Un informe oficial de la Dirección General de Medicamentos, Alimentos y Productos Sanitarios (Digemaps) ha puesto bajo escrutinio las prácticas de prescripción, manipulación y dispensación de suplementos y medicamentos en un consultorio privado donde se atendía a niños con Trastorno del Espectro Autista (TEA).

Acciones de la autoridad

La investigación, fechada el 9 de abril de 2026, se originó a partir de una denuncia pública y derivó en una inspección al consultorio del doctor José Ernesto Fadul.

Allí, las autoridades comprobaron que productos adquiridos en farmacias privadas eran posteriormente fraccionados, reenvasados y entregados a pacientes sin cumplir con los requisitos mínimos de trazabilidad y control sanitario.

Según el informe, estas prácticas incluyen la manipulación de medicamentos y suplementos fuera de los canales autorizados, así como su redistribución sin etiquetado adecuado ni información verificable sobre lote, origen o fecha de vencimiento.

  • Digemaps advierte que este tipo de intervención compromete la seguridad de los productos y vulnera las disposiciones de la Ley General de Salud 42-01 y la Ley 246-06 sobre medicamentos.

Uno de los elementos más relevantes del documento es el resultado de los análisis de laboratorio realizados a varias muestras incautadas. En el caso de los llamados «complejos de aminoácidos», los estudios confirmaron la presencia de compuestos como glicina, lisina, leucina, valina, arginina y fenilalanina, entre otros.

Sin embargo, las tabletas evaluadas no superaron pruebas básicas de calidad, como la desintegración, requisito fundamental para garantizar que el organismo pueda absorber adecuadamente los principios activos.

Aunque los productos contenían ingredientes reales, su efectividad terapéutica no podía ser garantizada. Se comprobó, además, la ausencia de condiciones adecuadas de almacenamiento y manejo, lo que puede alterar aún más su estabilidad.

El informe también incluye el análisis de cápsulas de aminoácidos y de un complejo vitamínico del grupo B. En este último se identificaron vitaminas como tiamina (B1), riboflavina (B2), nicotinamida (B3), piridoxina (B6) y cianocobalamina (B12), cuyos niveles coincidían con lo esperado.

No obstante, Digemaps subraya que la validez de estos productos queda comprometida al ser dispensados fuera del circuito regulado.

Entre los productos identificados en las evidencias figuran suplementos comerciales como «Universal 100% Beef Aminos» y «Orgain Collagen Peptides«, los cuales fueron reempacados y distribuidos en presentaciones distintas a las originales, alterando su condición de comercialización.

Las autoridades consideran especialmente delicado que estas prácticas se realizaran en pacientes pediátricos con condiciones neurológicas, lo que incrementa el riesgo sanitario. En consecuencia, Digemaps ordenó el cese inmediato de la manipulación, reenvasado y entrega de estos productos, así como la canalización de cualquier donación a través de los mecanismos oficiales del Estado.

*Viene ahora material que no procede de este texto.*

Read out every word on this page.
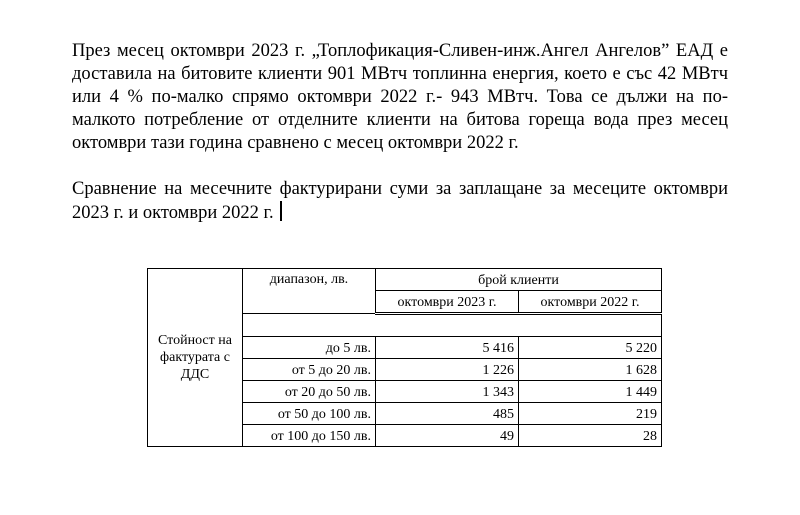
През месец октомври 2023 г. „Топлофикация-Сливен-инж.Ангел Ангелов” ЕАД е доставила на битовите клиенти 901 МВтч топлинна енергия, което е със 42 МВтч или 4 % по-малко спрямо октомври 2022 г.- 943 МВтч. Това се дължи на по-малкото потребление от отделните клиенти на битова гореща вода през месец октомври тази година сравнено с месец октомври 2022 г.

Сравнение на месечните фактурирани суми за заплащане за месеците октомври 2023 г. и октомври 2022 г.

Стойност на фактурата с ДДС	диапазон, лв.	брой клиенти	
		октомври 2023 г.	октомври 2022 г.

	до 5 лв.	5 416	5 220
	от 5 до 20 лв.	1 226	1 628
	от 20 до 50 лв.	1 343	1 449
	от 50 до 100 лв.	485	219
	от 100 до 150 лв.	49	28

El caso permanece bajo evaluación jurídica y podría derivar en sanciones administrativas.

Lo que dice la ciencia

No hay evidencia sólida de que suplementos (aminoácidos, vitaminas, colágeno) curen el autismo.

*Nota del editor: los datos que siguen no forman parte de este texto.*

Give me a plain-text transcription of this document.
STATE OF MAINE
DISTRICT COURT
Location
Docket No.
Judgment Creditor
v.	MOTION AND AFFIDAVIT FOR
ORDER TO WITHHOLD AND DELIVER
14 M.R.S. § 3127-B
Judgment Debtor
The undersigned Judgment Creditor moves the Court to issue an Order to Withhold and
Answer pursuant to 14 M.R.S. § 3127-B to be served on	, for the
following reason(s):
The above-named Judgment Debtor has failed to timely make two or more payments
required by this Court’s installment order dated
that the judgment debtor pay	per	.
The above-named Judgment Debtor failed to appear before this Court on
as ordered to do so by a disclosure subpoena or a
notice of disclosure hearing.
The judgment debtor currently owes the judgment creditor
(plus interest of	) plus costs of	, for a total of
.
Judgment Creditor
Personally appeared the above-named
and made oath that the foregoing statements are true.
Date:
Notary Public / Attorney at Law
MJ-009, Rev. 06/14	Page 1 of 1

El abordaje del Trastorno del Espectro Autista (TEA) no se basa en un «medicamento único», sino en un conjunto de intervenciones estructuradas, tempranas y sostenidas, respaldadas por evidencia científica. Los tratamientos apuntan a mejorar habilidades, reducir dificultades y favorecer la autonomía, no a «curar» el autismo.

El tratamiento del TEA se apoya, ante todo, en intervenciones conductuales y educativas estructuradas, como el Análisis Conductual Aplicado que han mostrado eficacia en el desarrollo del lenguaje, la atención y la interacción social, especialmente cuando se aplican de forma intensiva y temprana.

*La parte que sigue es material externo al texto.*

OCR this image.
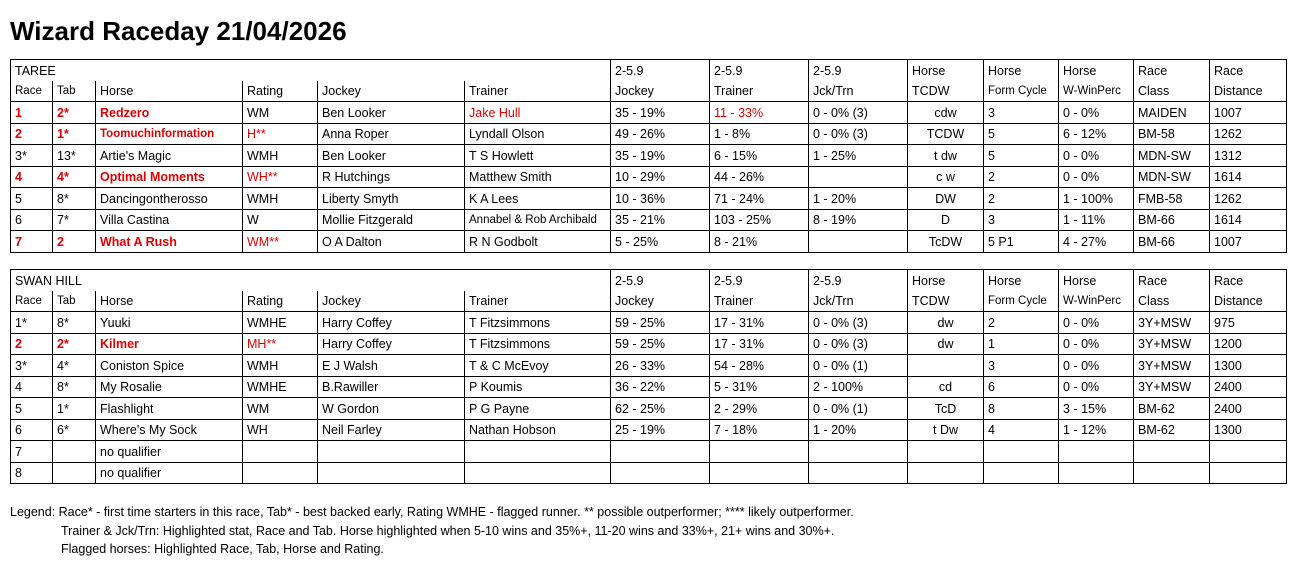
Wizard Raceday 21/04/2026
TAREE						2-5.9	2-5.9	2-5.9	Horse	Horse	Horse	Race	Race
Race	Tab	Horse	Rating	Jockey	Trainer	Jockey	Trainer	Jck/Trn	TCDW	Form Cycle	W-WinPerc	Class	Distance
1	2*	Redzero	WM	Ben Looker	Jake Hull	35 - 19%	11 - 33%	0 - 0% (3)	cdw	3	0 - 0%	MAIDEN	1007
2	1*	Toomuchinformation	H**	Anna Roper	Lyndall Olson	49 - 26%	1 - 8%	0 - 0% (3)	TCDW	5	6 - 12%	BM-58	1262
3*	13*	Artie's Magic	WMH	Ben Looker	T S Howlett	35 - 19%	6 - 15%	1 - 25%	t dw	5	0 - 0%	MDN-SW	1312
4	4*	Optimal Moments	WH**	R Hutchings	Matthew Smith	10 - 29%	44 - 26%		c w	2	0 - 0%	MDN-SW	1614
5	8*	Dancingontherosso	WMH	Liberty Smyth	K A Lees	10 - 36%	71 - 24%	1 - 20%	DW	2	1 - 100%	FMB-58	1262
6	7*	Villa Castina	W	Mollie Fitzgerald	Annabel & Rob Archibald	35 - 21%	103 - 25%	8 - 19%	D	3	1 - 11%	BM-66	1614
7	2	What A Rush	WM**	O A Dalton	R N Godbolt	5 - 25%	8 - 21%		TcDW	5 P1	4 - 27%	BM-66	1007
SWAN HILL						2-5.9	2-5.9	2-5.9	Horse	Horse	Horse	Race	Race
Race	Tab	Horse	Rating	Jockey	Trainer	Jockey	Trainer	Jck/Trn	TCDW	Form Cycle	W-WinPerc	Class	Distance
1*	8*	Yuuki	WMHE	Harry Coffey	T Fitzsimmons	59 - 25%	17 - 31%	0 - 0% (3)	dw	2	0 - 0%	3Y+MSW	975
2	2*	Kilmer	MH**	Harry Coffey	T Fitzsimmons	59 - 25%	17 - 31%	0 - 0% (3)	dw	1	0 - 0%	3Y+MSW	1200
3*	4*	Coniston Spice	WMH	E J Walsh	T & C McEvoy	26 - 33%	54 - 28%	0 - 0% (1)		3	0 - 0%	3Y+MSW	1300
4	8*	My Rosalie	WMHE	B.Rawiller	P Koumis	36 - 22%	5 - 31%	2 - 100%	cd	6	0 - 0%	3Y+MSW	2400
5	1*	Flashlight	WM	W Gordon	P G Payne	62 - 25%	2 - 29%	0 - 0% (1)	TcD	8	3 - 15%	BM-62	2400
6	6*	Where's My Sock	WH	Neil Farley	Nathan Hobson	25 - 19%	7 - 18%	1 - 20%	t Dw	4	1 - 12%	BM-62	1300
7		no qualifier											
8		no qualifier											
Legend: Race* - first time starters in this race, Tab* - best backed early, Rating WMHE - flagged runner. ** possible outperformer; **** likely outperformer.
Trainer & Jck/Trn: Highlighted stat, Race and Tab. Horse highlighted when 5-10 wins and 35%+, 11-20 wins and 33%+, 21+ wins and 30%+.
Flagged horses: Highlighted Race, Tab, Horse and Rating.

A esto se suman la terapia del lenguaje, los enfoques educativos estructurados y los programas de habilidades sociales.

El papel de los medicamentos es complementario y específico y, de acuerdo a la literatura científica, no existe un fármaco que trate el autismo en sí, pero algunos pueden ser útiles para manejar síntomas asociados como irritabilidad, agresividad, ansiedad o hiperactividad, siempre bajo estricta supervisión médica.

Su valor terapéutico radica en facilitar el proceso global —mejorando la conducta o la regulación emocional—, pero no sustituyen las terapias principales ni modifican el núcleo del trastorno.